Pria 41 tahun ini telah menjadi tenaga pengajar pendidikan agama selama 17 tahun. Dirinya mengajar dengan berbagi ilmu pengetahuan tentang Islam tanpa pamrih berupa gaji.
“Selama mengajar di pesantren tidak ada gaji. Jangankan dapat gaji, justru kita memikirkan bagaimana agar santri bisa makan agar bisa berkegiatan,” ujarnya.
Selain itu, pesantren yang dikelolanya saat ini terdapat 57 santri dengan berbagai jenjang usia. Mereka ada yang bersekolah formal di SMP dan SMA. Adapun tenaga pengajar di pesantren ini berjumlah sembilan orang.
Sedangkan cara memenuhi kebutuhan hidup di pesantren ini adalah mengandalkan sumbangan. Tetapi mengingat sumbangan bersifat tentatif, dia bersama tenaga pendidik lainnya juga bekerja serabutan. Ada guru yang bekerja sebagai buruh bangunan, berjualan, atau bekerja di bidang lain.
“Saya berjualan karena memang dari kecil sudah berjualan. Guru yang lainnya juga tetap bekerja. Mereka yang mengajar dilakukan sukarela,” ujarnya.
Mendapat Bantuan Tunai
Kisah Asep Marwan yang mendedikasikan dirinya sebagai guru di pesantren membuat organisasi kemanusiaan global Aksi Cepat Tanggap (ACT) tergerak. Mereka memberikan bantuan berupa uang tunai melalui program Sahabat Guru Indonesia.
“ACT memberikan santunan hidup kepada mereka dengan uang tunai Rp500 ribu setiap bulan selama satu tahun,” kata Branch Manager ACT Jawa Barat Renno I Mahmoeddin.
Selain Asep, ada 10 guru atau tenaga pengajar lain yang menerima bantuan langsung itu. Mereka adalah guru honorer di sekolah formal maupun tenaga pengajar sukarela di pesantren dan madrasah.
Menurut Renno, di Jawa Barat terdapat sekitar 185 guru honorer yang kondisinya prasejahtera. Mereka digaji jauh di bawah upah minimum regional (UMR). Tidak sedikit di antara mereka yang bergaji di bawah Rp300 ribu dan tak jarang penghasilan mereka tidak menutupi kebutuhan sehari-hari.
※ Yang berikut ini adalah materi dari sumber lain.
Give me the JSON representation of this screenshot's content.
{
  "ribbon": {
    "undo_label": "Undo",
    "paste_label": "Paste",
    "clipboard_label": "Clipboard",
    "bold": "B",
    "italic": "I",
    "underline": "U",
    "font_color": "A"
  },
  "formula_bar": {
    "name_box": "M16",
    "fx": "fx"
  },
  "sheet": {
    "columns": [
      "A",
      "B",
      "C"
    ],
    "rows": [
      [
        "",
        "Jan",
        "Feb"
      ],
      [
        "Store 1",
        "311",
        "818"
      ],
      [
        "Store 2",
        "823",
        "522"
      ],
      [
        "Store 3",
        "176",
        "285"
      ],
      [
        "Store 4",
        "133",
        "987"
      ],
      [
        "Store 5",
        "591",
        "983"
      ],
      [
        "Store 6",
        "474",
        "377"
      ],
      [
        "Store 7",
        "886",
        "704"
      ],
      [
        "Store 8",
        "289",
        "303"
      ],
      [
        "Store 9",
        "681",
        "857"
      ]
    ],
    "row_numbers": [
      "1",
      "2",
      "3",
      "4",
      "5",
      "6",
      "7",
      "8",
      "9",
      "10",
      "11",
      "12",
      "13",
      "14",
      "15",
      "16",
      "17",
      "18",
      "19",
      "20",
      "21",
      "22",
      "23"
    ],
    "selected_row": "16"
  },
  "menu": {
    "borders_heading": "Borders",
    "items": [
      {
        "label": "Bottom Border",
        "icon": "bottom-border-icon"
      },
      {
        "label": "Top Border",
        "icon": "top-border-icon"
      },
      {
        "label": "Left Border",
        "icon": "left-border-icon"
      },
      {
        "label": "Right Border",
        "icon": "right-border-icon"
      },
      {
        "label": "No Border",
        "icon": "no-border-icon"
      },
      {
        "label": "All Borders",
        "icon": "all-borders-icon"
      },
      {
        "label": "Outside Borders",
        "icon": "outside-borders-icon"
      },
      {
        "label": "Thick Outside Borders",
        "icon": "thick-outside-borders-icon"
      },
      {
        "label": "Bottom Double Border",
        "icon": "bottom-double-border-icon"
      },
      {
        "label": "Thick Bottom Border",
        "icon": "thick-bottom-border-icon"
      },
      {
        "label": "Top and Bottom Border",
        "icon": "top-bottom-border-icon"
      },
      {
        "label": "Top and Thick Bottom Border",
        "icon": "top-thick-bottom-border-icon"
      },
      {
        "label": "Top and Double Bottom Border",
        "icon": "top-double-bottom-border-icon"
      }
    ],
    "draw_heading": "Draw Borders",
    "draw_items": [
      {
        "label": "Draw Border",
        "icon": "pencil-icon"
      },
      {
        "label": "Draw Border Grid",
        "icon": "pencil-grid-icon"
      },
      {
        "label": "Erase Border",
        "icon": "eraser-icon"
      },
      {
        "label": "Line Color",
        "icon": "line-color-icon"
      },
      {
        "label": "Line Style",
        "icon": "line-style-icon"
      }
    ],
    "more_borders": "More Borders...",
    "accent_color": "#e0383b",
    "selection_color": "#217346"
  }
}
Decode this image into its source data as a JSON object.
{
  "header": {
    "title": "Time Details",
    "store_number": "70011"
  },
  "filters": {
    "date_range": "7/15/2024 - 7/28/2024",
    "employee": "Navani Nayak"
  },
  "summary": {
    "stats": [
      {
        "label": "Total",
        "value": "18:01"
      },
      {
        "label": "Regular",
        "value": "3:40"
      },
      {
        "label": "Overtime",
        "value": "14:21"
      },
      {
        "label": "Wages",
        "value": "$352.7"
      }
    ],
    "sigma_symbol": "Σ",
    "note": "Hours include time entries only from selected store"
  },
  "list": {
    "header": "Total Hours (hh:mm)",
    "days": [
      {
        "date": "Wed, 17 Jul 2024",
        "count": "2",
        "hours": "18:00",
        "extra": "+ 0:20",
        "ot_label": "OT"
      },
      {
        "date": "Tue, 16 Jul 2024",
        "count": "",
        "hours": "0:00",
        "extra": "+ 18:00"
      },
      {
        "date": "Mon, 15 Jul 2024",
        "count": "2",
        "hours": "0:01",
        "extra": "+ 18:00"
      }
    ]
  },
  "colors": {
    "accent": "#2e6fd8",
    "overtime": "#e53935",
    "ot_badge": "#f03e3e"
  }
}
“Saat ini kita akan berikan untuk 25 guru dulu, 10 orang ini simbolisnya. Tidak menutup kemungkinan 185 guru prasejahtera akan menerima bantuan ini,” katanya.
Melalui program Sahabat Guru Indonesia, Renno berharap seluruh elemen masyarakat di Indonesia tergerak untuk jadi insan dermawan.
“Sukses kita saat ini tidak dipungkiri karena peran guru. Sementara, jumlah guru honorer prasejahtera tidak sedikit jumlahnya di Indonesia. Karena itu kita harus memuliakan guru,” ujarnya.
Sekadar informasi bahwa Pesantren Ash Shalahudin tersebut didirikan 54 tahun yang lalu. Sudah banyak santri yang telah mengenyam pendidikan agama Islam di pesantren yang berdiri di Kampung Bojongtangkal, Kecamatan Sindangkerta, Kabupaten Bandung Barat ini.
Pesantren ini berjarak hampir 45 kilometer dari Kota Bandung. Selain diajarkan pendidikan agama, para santri di pesantren ini juga diberikan materi pembelajaran kewirausahaan. Salah satunya berjualan makanan dari olahan ikan lele.
Ialah Asep Marwan, sosok pemimpin di Pesantren Ash Shalahudin. Dia bersama santri yang notabene adalah kaum yatim dan duafa, rutin berjualan produk yang dinamakan kerupuk lele.
Pembudidayaan ikan lele di lingkungan pesantren diolah menjadi produk makanan ringan. Hasil penjualan kerupuk itu digunakan untuk operasional pesantren. Sisanya, dipergunakan para santri untuk uang jajan.